The things we do to books and the things they do to us

When I was a student, one of my professors was almost driven out of his office by his books. He had a large room on the ground floor of the English department, with bookcases around the walls. Slowly but surely these bookcases had filled over the years, and other shelves had been squeezed into every available space in the office. The bookcases had started to sprout out from the walls into the room, creating book booths, book niches and book nooks. But these, in turn, proved insufficient for his ever-growing collection of books. Soon he started to pile books on top of the bookcases, and to stack them double on the shelves, so that he had to move the books in front in order to reveal the ones behind. Before long, the books had spilled onto the floor, where the piles encroached further and further into the room with each passing month.

Every time I visited the professor’s office, it seemed a little harder than before to navigate a route across the room on the decreasing area of visible carpet. Attempting to keep the books in some kind of order seemed like a full-time job. I’d knock on the professor’s door and hear a muffled shout telling me to come in. But when I opened the door there was no professor to be seen – the room was full of books, but apparently empty of its occupant.

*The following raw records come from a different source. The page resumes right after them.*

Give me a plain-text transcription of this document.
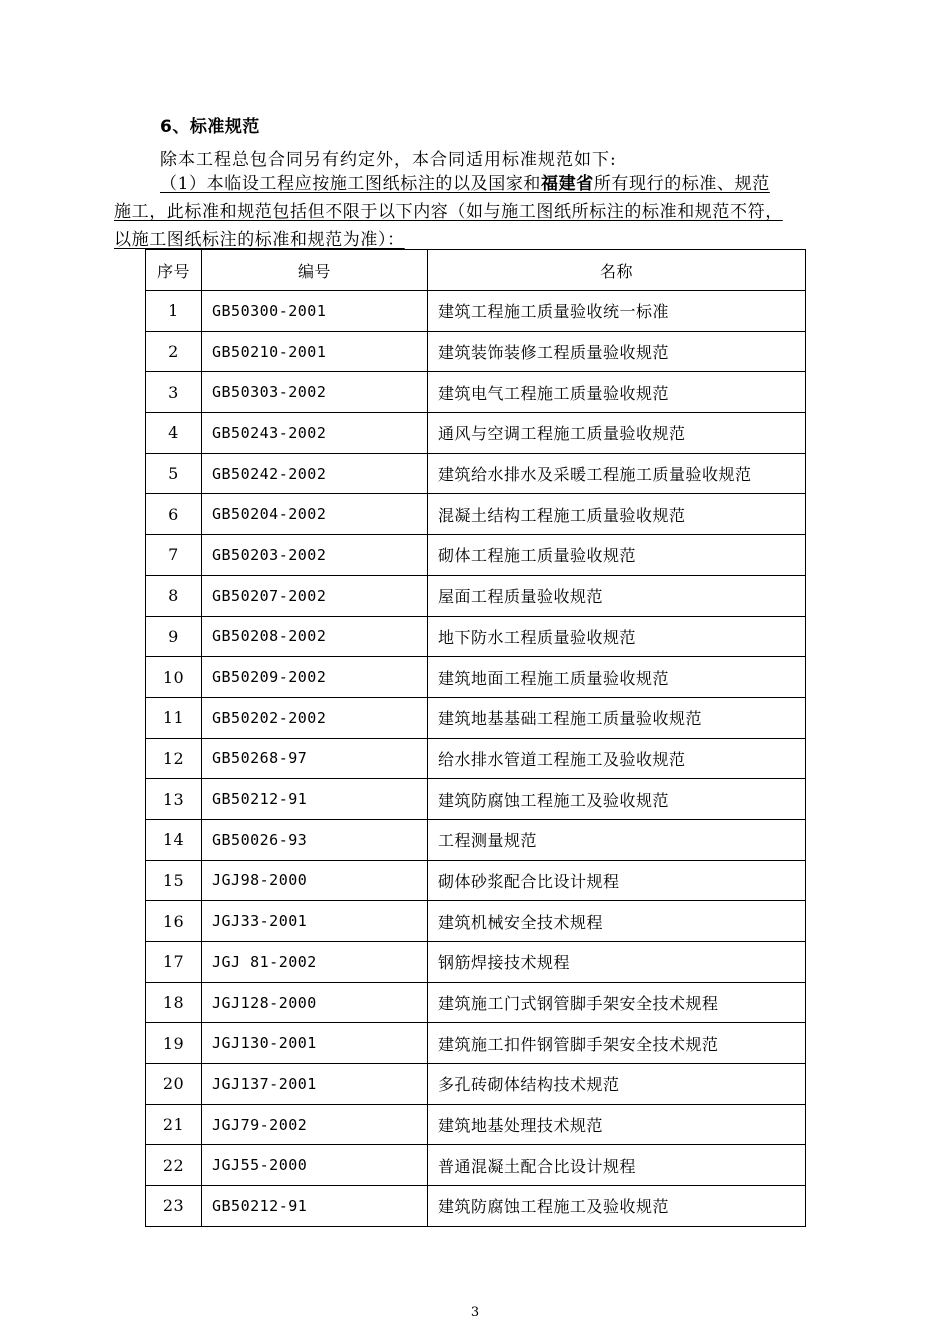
6、标准规范
除本工程总包合同另有约定外，本合同适用标准规范如下:
（1）本临设工程应按施工图纸标注的以及国家和福建省所有现行的标准、规范
施工，此标准和规范包括但不限于以下内容（如与施工图纸所标注的标准和规范不符，
以施工图纸标注的标准和规范为准）：
序号	编号	名称
1	GB50300-2001	建筑工程施工质量验收统一标准
2	GB50210-2001	建筑装饰装修工程质量验收规范
3	GB50303-2002	建筑电气工程施工质量验收规范
4	GB50243-2002	通风与空调工程施工质量验收规范
5	GB50242-2002	建筑给水排水及采暖工程施工质量验收规范
6	GB50204-2002	混凝土结构工程施工质量验收规范
7	GB50203-2002	砌体工程施工质量验收规范
8	GB50207-2002	屋面工程质量验收规范
9	GB50208-2002	地下防水工程质量验收规范
10	GB50209-2002	建筑地面工程施工质量验收规范
11	GB50202-2002	建筑地基基础工程施工质量验收规范
12	GB50268-97	给水排水管道工程施工及验收规范
13	GB50212-91	建筑防腐蚀工程施工及验收规范
14	GB50026-93	工程测量规范
15	JGJ98-2000	砌体砂浆配合比设计规程
16	JGJ33-2001	建筑机械安全技术规程
17	JGJ 81-2002	钢筋焊接技术规程
18	JGJ128-2000	建筑施工门式钢管脚手架安全技术规程
19	JGJ130-2001	建筑施工扣件钢管脚手架安全技术规范
20	JGJ137-2001	多孔砖砌体结构技术规范
21	JGJ79-2002	建筑地基处理技术规范
22	JGJ55-2000	普通混凝土配合比设计规程
23	GB50212-91	建筑防腐蚀工程施工及验收规范
3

For a moment, I would think perhaps the professor had been crushed under a toppling pile of hardbacks. Then his head would appear from behind a ziggurat of volumes on a bewildering variety of topics. ‘Just doing a bit of sorting out,’ he’d say, as though he could ever hope to bring order to the ever-growing library that seemed, like the universe itself, to be continually expanding at an accelerating rate in every possible direction.

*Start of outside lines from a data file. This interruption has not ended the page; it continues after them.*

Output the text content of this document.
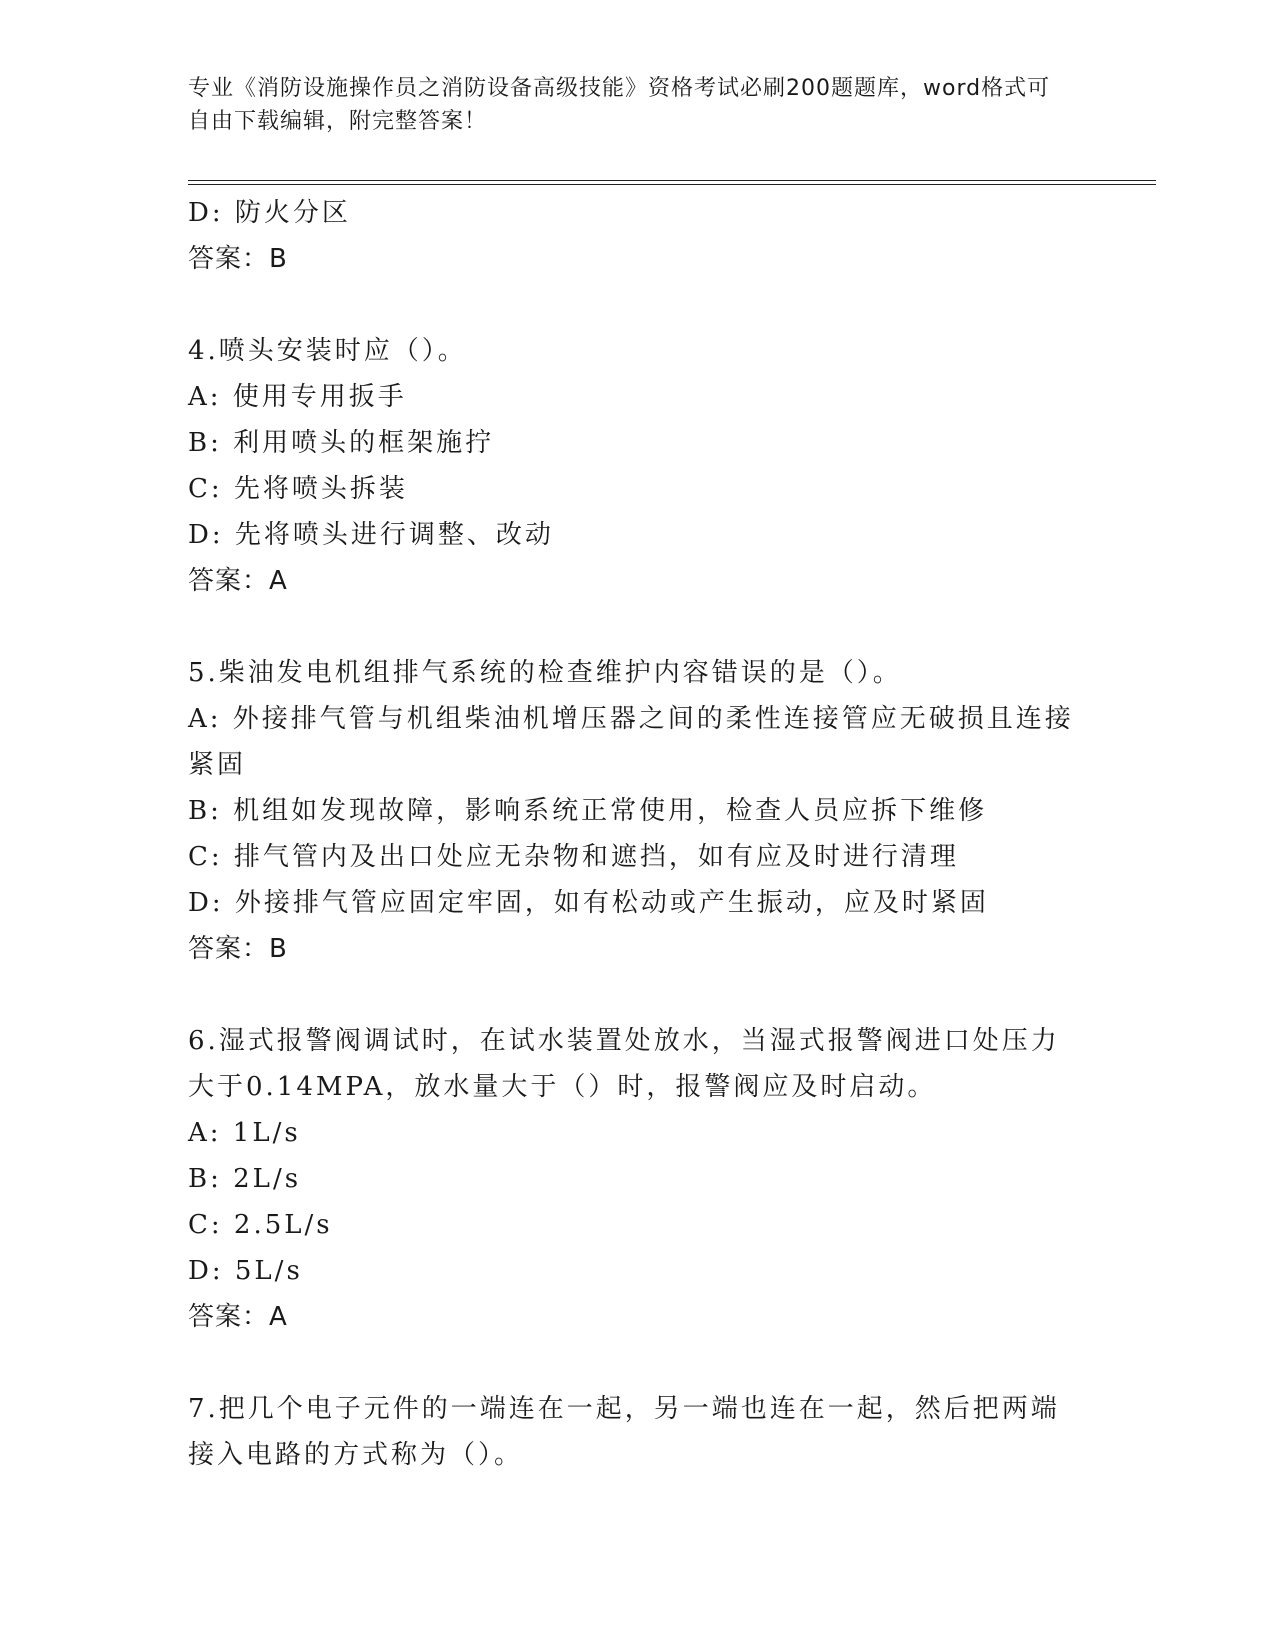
专业《消防设施操作员之消防设备高级技能》资格考试必刷200题题库，word格式可自由下载编辑，附完整答案！
D: 防火分区
答案：B
4.喷头安装时应（）。
A: 使用专用扳手
B: 利用喷头的框架施拧
C: 先将喷头拆装
D: 先将喷头进行调整、改动
答案：A
5.柴油发电机组排气系统的检查维护内容错误的是（）。
A: 外接排气管与机组柴油机增压器之间的柔性连接管应无破损且连接紧固
B: 机组如发现故障，影响系统正常使用，检查人员应拆下维修
C: 排气管内及出口处应无杂物和遮挡，如有应及时进行清理
D: 外接排气管应固定牢固，如有松动或产生振动，应及时紧固
答案：B
6.湿式报警阀调试时，在试水装置处放水，当湿式报警阀进口处压力大于0.14MPA，放水量大于（）时，报警阀应及时启动。
A: 1L/s
B: 2L/s
C: 2.5L/s
D: 5L/s
答案：A
7.把几个电子元件的一端连在一起，另一端也连在一起，然后把两端接入电路的方式称为（）。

My professor was doing a number of things to his books. He was acquiring them – choosing to buy these books rather than others. He was classifying them – putting them onto shelves and into piles with other books. These categories might be based on some quality such as their subject matter (history on one shelf, biography on another), or their size (larger books on the floor, smaller ones on the shelves), or their place in the cycle of his reading (as-yet-unread ones over here; the ones he was currently reading over there; the ones he had finished reading but not yet shelved somewhere else). He was reading them, taking notes from them, referring back to them, citing them in the articles he was writing, using them to prepare his lectures, lending them to his students, and so on in an endless process of erudition and amusement.

But his books were also doing things to him. As well as pushing him out of his own office, they were shaping the spaces and the ways in which he worked. The books formed a complex ecosystem that he, too, inhabited. Sometimes, they made his work easier and better. Writing scholarly articles amid such a large private library allowed him to keep reference works, books by other scholars and the literature he was writing about within easy reach. All scholarship depends to some extent on other scholarship – even when it reaches different conclusions – and so the thousands of books he kept to hand assisted his work. Sometimes, on the other hand, the sheer number of books and their disorganised state must have made things more difficult. It must often have been tricky or impossible to find the book he wanted.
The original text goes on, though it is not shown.